The tiny Sausalito Marin City School District, which consists of two schools, is being sued by California Att. Gen. Xavier Becerra for maintaining unequal treatment (“First desegregation order in 50 years hits Marin schools,” Los Angeles Times, Sep. 22). Yet I maintain that the district is not legally responsible for de facto segregation that is a result of conditions beyond its control.

At issue is the racially mixed enrollment of Willow Creek in Sausalito and the racially imbalanced enrollment of Bayside Martin Luther King Jr. Academy in Marin City.  Yet in the 1960s, the school board voted to put black children from Marin City and white children from Sausalito in the same schools. In other words, its intent was to have integrated schools.  But when several local military bases closed in the 1990s, enrollment declined and white flight ensued.  Parents then stepped in to create a new charter school in Sausalito, which remains a gem.

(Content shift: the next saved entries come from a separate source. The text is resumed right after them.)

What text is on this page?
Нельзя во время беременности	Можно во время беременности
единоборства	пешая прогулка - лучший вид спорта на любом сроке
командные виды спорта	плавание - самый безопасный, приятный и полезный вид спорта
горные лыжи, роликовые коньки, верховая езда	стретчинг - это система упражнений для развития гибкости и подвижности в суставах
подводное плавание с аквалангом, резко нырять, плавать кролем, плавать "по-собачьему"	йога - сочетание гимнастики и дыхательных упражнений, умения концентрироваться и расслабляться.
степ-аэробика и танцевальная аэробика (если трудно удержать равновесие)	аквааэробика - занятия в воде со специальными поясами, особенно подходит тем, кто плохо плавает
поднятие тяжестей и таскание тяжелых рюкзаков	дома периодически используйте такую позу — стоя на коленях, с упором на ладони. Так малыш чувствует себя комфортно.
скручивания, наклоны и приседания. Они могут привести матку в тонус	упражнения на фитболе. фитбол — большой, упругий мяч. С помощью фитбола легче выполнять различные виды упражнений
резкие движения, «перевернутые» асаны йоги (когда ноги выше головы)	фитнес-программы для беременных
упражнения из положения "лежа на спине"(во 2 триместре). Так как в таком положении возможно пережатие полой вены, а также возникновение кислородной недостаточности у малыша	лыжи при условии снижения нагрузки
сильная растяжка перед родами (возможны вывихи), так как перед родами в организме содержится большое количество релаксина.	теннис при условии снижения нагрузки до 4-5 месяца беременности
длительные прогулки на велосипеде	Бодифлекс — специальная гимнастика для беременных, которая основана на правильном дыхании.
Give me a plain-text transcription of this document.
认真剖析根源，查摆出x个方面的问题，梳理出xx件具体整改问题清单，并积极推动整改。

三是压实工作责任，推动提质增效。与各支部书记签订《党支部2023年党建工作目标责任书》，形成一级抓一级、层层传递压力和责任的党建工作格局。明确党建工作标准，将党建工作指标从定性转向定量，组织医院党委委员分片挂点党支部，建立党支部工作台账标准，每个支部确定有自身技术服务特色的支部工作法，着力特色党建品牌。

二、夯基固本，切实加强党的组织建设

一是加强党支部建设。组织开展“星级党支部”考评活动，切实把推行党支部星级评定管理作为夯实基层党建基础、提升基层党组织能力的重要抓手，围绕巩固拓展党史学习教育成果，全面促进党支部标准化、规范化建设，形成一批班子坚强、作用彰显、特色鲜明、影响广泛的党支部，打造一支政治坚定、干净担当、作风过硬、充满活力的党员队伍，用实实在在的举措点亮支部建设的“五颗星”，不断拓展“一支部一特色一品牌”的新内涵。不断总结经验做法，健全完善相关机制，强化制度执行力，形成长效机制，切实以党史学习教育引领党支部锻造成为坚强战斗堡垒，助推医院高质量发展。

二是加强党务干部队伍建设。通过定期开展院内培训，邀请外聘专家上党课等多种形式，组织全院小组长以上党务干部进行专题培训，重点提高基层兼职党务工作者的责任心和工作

Nevertheless, if Becerra persists in his lawsuit, he runs the risk of the community seceding to form its own even tinier school district.  That has happened in Gardendale, Alabama, Baton Rouge, Louisiana, and Memphis, Tennessee.  I grant that Sausalito is far more progressive than these other three places, but there’s always the possibility of parents becoming angry and frustrated enough to do so.